The guarantee is just one part of Open Society’s response to the COVID-19 pandemic. When the pandemic broke, we launched emergency funding, investing more than $240 million in the last two years through our global network, supporting a range of responses from providing protective equipment to strengthening public information and awareness about the virus. We are supporters of the People’s Vaccine Alliance, a group of more than 80 organizations around the world calling on governments to make Big Pharma lift patents on life-saving vaccines as part of a broad push for vaccine justice.

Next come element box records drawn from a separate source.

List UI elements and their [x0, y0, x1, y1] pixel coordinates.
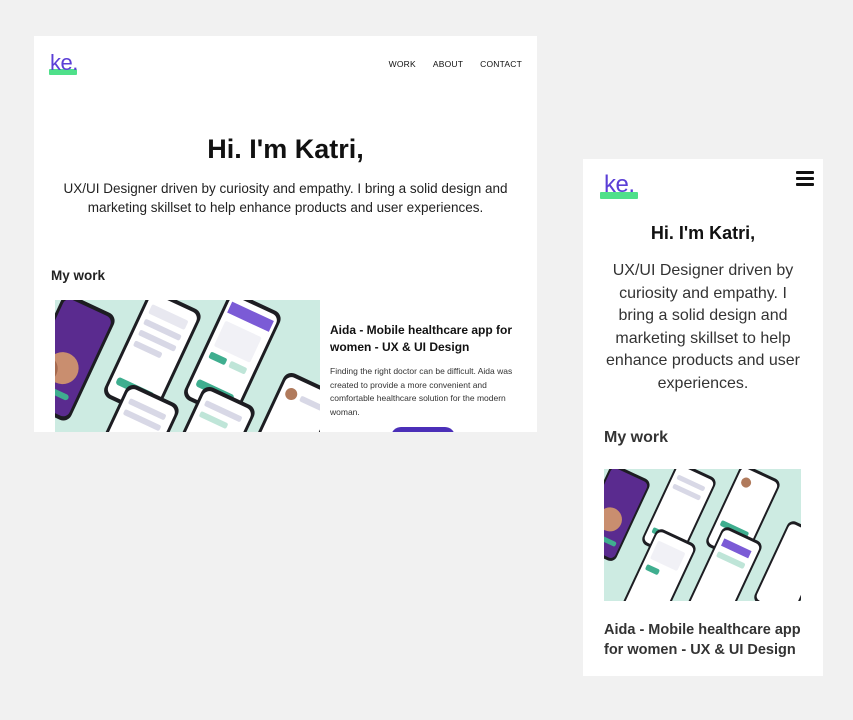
project-image[interactable]: [604, 469, 801, 601]
project-title[interactable]: Aida - Mobile healthcare app for women -…: [330, 322, 525, 356]
hero-title: Hi. I'm Katri,: [650, 223, 756, 243]
my-work-heading: My work: [51, 268, 106, 283]
hero-subtitle: UX/UI Designer driven by curiosity and e…: [63, 181, 508, 215]
hamburger-icon[interactable]: [796, 170, 814, 187]
mobile-preview: ke. Hi. I'm Katri, UX/UI Designer driven…: [583, 159, 823, 676]
logo[interactable]: ke.: [600, 173, 638, 199]
project-title[interactable]: Aida - Mobile healthcare app for women -…: [604, 620, 804, 660]
nav-work-link[interactable]: WORK: [389, 59, 416, 69]
project-view-button[interactable]: [391, 427, 455, 432]
nav-about-link[interactable]: ABOUT: [433, 59, 463, 69]
nav-contact-link[interactable]: CONTACT: [480, 59, 522, 69]
hero-title: Hi. I'm Katri,: [207, 134, 364, 164]
project-description: Finding the right doctor can be difficul…: [330, 366, 513, 417]
project-image[interactable]: [55, 300, 320, 432]
logo[interactable]: ke.: [49, 52, 78, 75]
hero-subtitle: UX/UI Designer driven by curiosity and e…: [606, 262, 800, 392]
desktop-preview: ke. WORK ABOUT CONTACT Hi. I'm Katri, UX…: [34, 36, 537, 432]
main-nav: WORK ABOUT CONTACT: [389, 59, 522, 69]
my-work-heading: My work: [604, 429, 669, 446]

And we have invested in efforts to develop new research, development, and manufacturing capacity in the Global South for testing, therapeutics, and vaccines. Working with our philanthropic peers as part of a global alliance of foundations, we are committed to mobilizing resources and voices to ensure the world maintains the necessary momentum to end this pandemic.

More broadly, we have also been speaking out for stronger financial support for indebted nations struggling with the additional burden of COVID, and for new approaches to help countries forced towards defaulting on their debts.

We are proud to play a role in efforts to increase and speed the flow of vaccines to people still at risk, and we remain committed to the global push to learn from the pandemic in order to respond better, and with more justice, to the challenges of an increasingly uncertain future. We need to see that same commitment from world leaders.